Lately, we’ve had a lot of questions around How Startups Record Equity on the Balance Sheet. So let’s break it down. There are 2 ways that Startups Record Equity on the Balance Sheet.

  1. The Official GAAP way (time consuming and costly).
  2. How Investors prefer to see it.

 

The Official GAAP way:

In a GAAP world

So technically you’re supposed to report the Equity section in 3 accounts:

  • Common Stock: most often this is employees and founders purchasing stock, then the general public once the company goes IPO
  • Preferred Stock: most often this is the VCs and Angel Investors purchasing stock: should the company go belly up, their ownership is preferred and they’ll get their money back before Common Stockholders do
  • Additional Paid in Capital (APIC): calculated as the (Issue Price – Par Value) * Basic Shares Outstanding. Financing Costs are netted against this account. For big public companies, calculating APIC is relatively easy to do: they have big accounting departments that can easily pull market/issue price, the par value and the Basic Shares Outstanding. But what about startups who are Seed, Series A-D? Calculating APIC is time consuming and costly… and has very little value to the management team or investors at this stage.

 

How Investors Prefer to See the Equity Section:

Record each fundraising round as a new Equity account and net the Financing Costs against it, as seen below.

  • Common Stock: Common Stock purchases from the founders and employees still go against Common Stock, no matter which funding round you are in.
  • Seed Series: Angel and VC funding (Less Seed Series Financing Costs)
  • Series A: Angel and VC funding (Less Series A Financing Costs)
  • Series B: Angel and VC funding (Less Series B Financing Costs)
  • Et cetera….

In a perfect world

If you haven’t really calculated APIC, don’t include it on your Balance Sheet because it give the impression that you’ve calculated the (Issue Price – Par Value) * Basic Shares Outstanding.

Notice that once fundraising round is closed, new funds aren’t added to it.
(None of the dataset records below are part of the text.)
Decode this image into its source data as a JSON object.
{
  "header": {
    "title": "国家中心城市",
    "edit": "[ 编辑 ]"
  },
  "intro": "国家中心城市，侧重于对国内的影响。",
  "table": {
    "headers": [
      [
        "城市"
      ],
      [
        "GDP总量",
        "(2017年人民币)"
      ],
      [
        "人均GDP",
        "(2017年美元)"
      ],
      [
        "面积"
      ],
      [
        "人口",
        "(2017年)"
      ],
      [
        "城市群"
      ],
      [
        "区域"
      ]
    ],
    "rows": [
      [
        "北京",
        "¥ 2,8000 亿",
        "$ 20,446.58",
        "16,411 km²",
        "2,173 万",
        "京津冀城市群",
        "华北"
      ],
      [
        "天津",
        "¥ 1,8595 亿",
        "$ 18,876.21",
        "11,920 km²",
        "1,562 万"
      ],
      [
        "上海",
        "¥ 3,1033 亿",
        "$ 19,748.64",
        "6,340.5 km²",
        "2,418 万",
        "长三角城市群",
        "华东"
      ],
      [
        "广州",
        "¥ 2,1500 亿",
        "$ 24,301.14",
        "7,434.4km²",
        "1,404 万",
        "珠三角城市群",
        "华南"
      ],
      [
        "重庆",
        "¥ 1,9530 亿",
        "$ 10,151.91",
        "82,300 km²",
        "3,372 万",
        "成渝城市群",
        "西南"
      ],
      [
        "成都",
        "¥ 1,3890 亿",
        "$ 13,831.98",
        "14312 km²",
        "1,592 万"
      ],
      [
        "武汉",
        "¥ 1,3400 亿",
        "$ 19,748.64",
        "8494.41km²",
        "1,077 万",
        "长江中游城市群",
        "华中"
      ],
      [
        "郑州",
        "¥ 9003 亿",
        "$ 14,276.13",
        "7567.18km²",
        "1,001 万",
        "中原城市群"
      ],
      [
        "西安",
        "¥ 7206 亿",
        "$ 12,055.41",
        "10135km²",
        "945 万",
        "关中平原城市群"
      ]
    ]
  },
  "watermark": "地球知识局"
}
New funds are placed in a new fundraising Equity account. I grayed out the numbers to show that the account essentially remains dormant once the round is closed. The picture above shows you what the Balance Sheet would look like in a Perfect World, ie all investors deposit their funds within a short window. But we all know that there are always some early jumpers and laggards, and some funding rounds that last many quarters and other instances where a Series B hits just 6 months after a Series A. So in Real Life, the Balance Sheet tends to look like the picture below. The lesson being is that you should check with your cap table, founders, lawyers and accountants about any potential overlap of funding and place the funds according to the prescribed funding rounds.

In real life

Why do investors prefer to see the Equity section this way? Because it’s easily recognizable to them and is cost effective. Once you clear Series D, or your investors want to see APIC, or if your auditors demand it… then calculate APIC. It’ll take your accountants some time and will cost you $$$ (we’re happy to do the work if you’re happy to pay, but we also want to be hyper cognizant of cost/benefit relationships), but if it’s what the investors want, give the investors what they want.